Heidelberg retina tomography (HRT 3) and optical coherence tomography (OCT) imaging of the optic nerves were obtained. The HRT 3 imaging confirmed the initial estimate of the neuroretinal rim contours with the left eye, showing thinning of the temporal rim. The OCT evaluation—using the glaucoma premium edition (GMPE) software analysis—demonstrated normal perioptic retinal nerve fiber layer scans in the right eye, and, for the most part, similar findings in the left. Bruch’s membrane opening (BMO) measurements in the right were not suspicious, whereas those of the left demonstrated a thinned temporal neuroretinal rim in the area of the papillomacular bundle, and a relatively normal BMO in the superior temporal and inferior temporal sectors (Figure 1). The macular thickness scans were suspect in the left eye for early loss in the inferior arcuate region (Figure 2).


In glaucoma, even in advanced cases, the remaining neuroretinal rim, though thin and excavated, is not usually pale and atrophic. In cases of non-glaucomatous optic neuropathies, there is pallor to the neuroretinal rim and rim thinning usually does not occur. 

In our case, the patient has a bit of thinning of the neuroretinal rim in the left eye and pallor of the neuroretinal rim. With two diagnoses— normal tension glaucoma and a previous infarct affecting the optic nerve—two patient management plans must be created.

Let’s tackle the optic nerve infarct first. What we don’t have is a complete history of acute vision loss. But we do have three important findings, two of which are a visual field defect and optic nerve pallor. The field study in the left eye is consistent with a previous infarct, as non-glaucomatous optic neuropathies do present with a central or a cecocentral field defect. Following the initial infarct, the damaged tissue becomes pale and atrophic, and observation of the nerve clearly shows temporal pallor. The third, and probably most important, piece is the OCT image, which shows thinning of the temporal sector of the optic nerve, specifically in the area of the papillomacular bundle. Glaucomatous thinning usually occurs infero- and superotemporally, rather than in the papillomacular bundle. Given these findings, it does appear that the patient did, at some point, experience an optic nerve infarct.

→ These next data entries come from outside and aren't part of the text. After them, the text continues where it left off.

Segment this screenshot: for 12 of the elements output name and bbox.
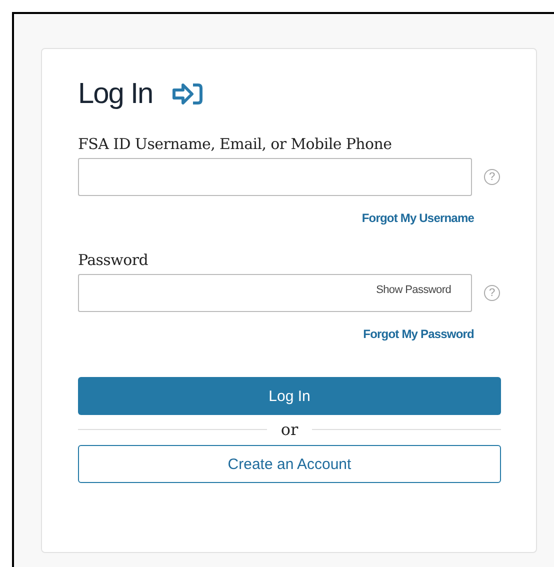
- page-title: Log In: [78, 78, 153, 110]
- input-field[interactable]: Show Password: [78, 274, 472, 312]
- input-field[interactable]: [78, 158, 472, 196]
- create-account-button[interactable]: Create an Account: [78, 445, 501, 483]
- or-separator: or: [280, 420, 298, 439]
- login-button[interactable]: Log In: [78, 377, 501, 415]
- show-password-button[interactable]: Show Password: [376, 284, 452, 296]
- field-label: Password: [78, 251, 149, 269]
- forgot-link[interactable]: Forgot My Password: [363, 327, 474, 341]
- field-label: FSA ID Username, Email, or Mobile Phone: [78, 135, 393, 153]
- sign-in-arrow-icon: [170, 82, 203, 106]
- forgot-link[interactable]: Forgot My Username: [362, 211, 474, 225]
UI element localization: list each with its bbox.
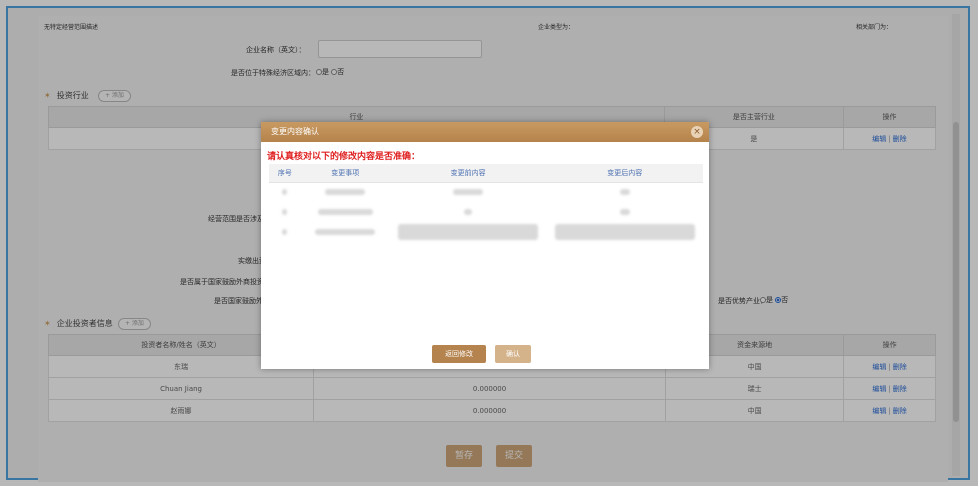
warning-text: 请认真核对以下的修改内容是否准确： (267, 152, 421, 162)
redacted-cell (282, 189, 288, 195)
redacted-cell (453, 189, 484, 195)
table-row (269, 183, 703, 204)
confirm-button[interactable]: 确认 (495, 345, 531, 363)
close-icon[interactable]: × (691, 126, 703, 138)
dialog-title: 变更内容确认 (271, 127, 319, 136)
redacted-cell (464, 209, 473, 215)
redacted-cell (317, 209, 373, 215)
redacted-cell (554, 224, 695, 240)
table-row (269, 223, 703, 243)
redacted-cell (619, 209, 630, 215)
change-item-column-header: 变更事项 (300, 164, 390, 183)
redacted-cell (282, 229, 288, 235)
redacted-cell (619, 189, 630, 195)
back-to-edit-button[interactable]: 返回修改 (432, 345, 486, 363)
redacted-cell (398, 224, 539, 240)
redacted-cell (325, 189, 366, 195)
index-column-header: 序号 (269, 164, 301, 183)
dialog-header: 变更内容确认 × (261, 122, 709, 142)
change-table: 序号 变更事项 变更前内容 变更后内容 (269, 164, 703, 243)
before-column-header: 变更前内容 (389, 164, 547, 183)
change-confirm-dialog: 变更内容确认 × 请认真核对以下的修改内容是否准确： 序号 变更事项 变更前内容… (261, 122, 709, 369)
redacted-cell (315, 229, 376, 235)
redacted-cell (282, 209, 288, 215)
table-row (269, 203, 703, 223)
after-column-header: 变更后内容 (546, 164, 703, 183)
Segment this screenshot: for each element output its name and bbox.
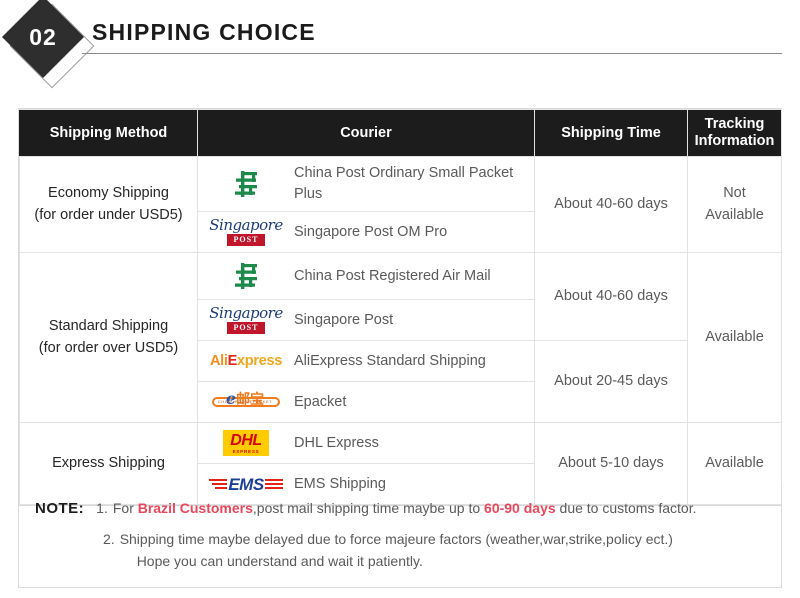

The question as to whether or not the patient has normal tension glaucoma is not as clear cut. The thin appearance of the neuroretinal rim of the left eye from 1 to 5 is consistent with glaucomatous damage. While the visual field is suggestive of early glaucomatous damage, it is not diagnostic, as the questionable areas are contiguous with the central field defect (which is attributable to the ischemic event). But one cannot argue with the thin neuroretinal rim findings.

Fig. 2. This image demonstrates the hemispheric asymmetry of the left macular scan between the hemisphere above and below the horizontal raphe.


So ultimately, the question moves to patient management. Once again, the infarction end of the diagnosis is straightforward: the damage has been done, and there’s nothing that needs to be done in this regard, other than continued monitoring. The glaucomatous end of the diagnosis is not as straightforward. But the question is that if the patient does in fact have normotensive glaucoma, how “at risk” is that left disc for progressive damage? And the answer to that specific question is simply, “no more than any other normotensive glaucoma patient.”

At this point, we have two valid options to manage this patient: intervene with medications or passively monitor the patient. But given that we’re not 100% certain the patient has glaucoma, as well as the absence of increased risk of more rapid progression than any other glaucoma patient, I chose to monitor the patient. I’ve only had the opportunity to see him twice over the course of a month. In other words, I don’t have longitudinal data to base a decision on, so I chose to monitor him, with the intention of watching him closely. If he does have normotensive glaucoma, changes will be visible to either the neuroretinal rim or the visual field, or both, over time, and he would then go on medication for glaucoma.